История Геракла всем известна: его мать — смертная женщина, но отец — бог, символ державного миропорядка. Несмотря на то, что герой–человек бесконечно дорог отцу, враждебные стихийные силы неустанно преследуют его — силы внечеловеческие и силы общественные. Даже собственные неурегулированные силы являются его врагами.
Труды и опасности начинаются с самого детства, когда малютка еще в колыбели душит подосланных ему змей — как утреннее солнце разгоняет ползучие туманы.

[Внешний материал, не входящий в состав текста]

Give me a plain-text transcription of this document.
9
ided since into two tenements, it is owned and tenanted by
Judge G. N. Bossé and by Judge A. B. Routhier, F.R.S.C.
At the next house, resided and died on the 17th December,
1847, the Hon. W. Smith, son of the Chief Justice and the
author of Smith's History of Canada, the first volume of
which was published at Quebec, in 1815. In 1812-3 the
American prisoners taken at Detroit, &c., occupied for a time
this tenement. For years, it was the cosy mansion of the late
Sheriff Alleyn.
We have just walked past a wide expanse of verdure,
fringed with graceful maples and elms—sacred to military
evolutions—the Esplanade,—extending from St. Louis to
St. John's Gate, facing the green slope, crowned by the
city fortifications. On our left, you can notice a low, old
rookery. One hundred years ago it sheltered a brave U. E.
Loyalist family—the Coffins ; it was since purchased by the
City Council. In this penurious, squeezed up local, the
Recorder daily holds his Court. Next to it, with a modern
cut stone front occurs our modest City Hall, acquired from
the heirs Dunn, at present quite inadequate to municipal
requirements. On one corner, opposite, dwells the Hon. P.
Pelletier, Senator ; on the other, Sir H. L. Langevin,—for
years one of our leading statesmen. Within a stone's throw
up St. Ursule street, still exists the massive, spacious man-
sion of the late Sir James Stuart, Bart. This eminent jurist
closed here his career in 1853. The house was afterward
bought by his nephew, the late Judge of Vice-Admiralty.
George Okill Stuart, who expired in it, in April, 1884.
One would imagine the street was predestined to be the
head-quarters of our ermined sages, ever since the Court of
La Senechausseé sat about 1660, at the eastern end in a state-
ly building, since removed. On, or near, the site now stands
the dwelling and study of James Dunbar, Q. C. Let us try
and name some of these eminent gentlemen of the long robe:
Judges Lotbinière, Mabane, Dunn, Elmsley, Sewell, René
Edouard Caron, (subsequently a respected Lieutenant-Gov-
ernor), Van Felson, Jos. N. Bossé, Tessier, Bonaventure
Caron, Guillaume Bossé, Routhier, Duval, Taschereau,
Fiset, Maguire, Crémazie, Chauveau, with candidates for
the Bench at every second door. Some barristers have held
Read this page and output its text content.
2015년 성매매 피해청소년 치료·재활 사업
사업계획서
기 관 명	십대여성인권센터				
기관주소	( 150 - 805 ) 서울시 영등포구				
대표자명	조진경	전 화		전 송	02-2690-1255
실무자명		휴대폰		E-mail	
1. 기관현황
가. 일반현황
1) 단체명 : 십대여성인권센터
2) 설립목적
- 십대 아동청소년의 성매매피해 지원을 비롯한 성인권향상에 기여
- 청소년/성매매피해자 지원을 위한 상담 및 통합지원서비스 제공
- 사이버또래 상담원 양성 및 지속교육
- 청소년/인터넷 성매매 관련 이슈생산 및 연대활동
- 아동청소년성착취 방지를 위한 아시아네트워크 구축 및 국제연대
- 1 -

Если бы в мире царил безраздельно Зевс–Порядок, то неоспоримы были бы право первородства и царственная свобода щедро одаренного силами героя. Но нелепый случай, женское начало — злая двоица, как называл ее Пифагор, вмешалась и все безобразно перепутала; вместо Геракла первым родился слабый духом и слабый телом Эврисфей, и великий Геракл осужден служить ему на долгие–долгие годы. Так миф, не порывая с солнцем, — ибо солнце есть великий труженик, неутомимо свершающий работу среди страданий и временных затмений, — в то же время объясняет безумием случая, нелепой, враждебной естественному порядку комбинацией служение великих трудовых сил жалким единицам, увенчанным лишь вследствие случайностей рождения.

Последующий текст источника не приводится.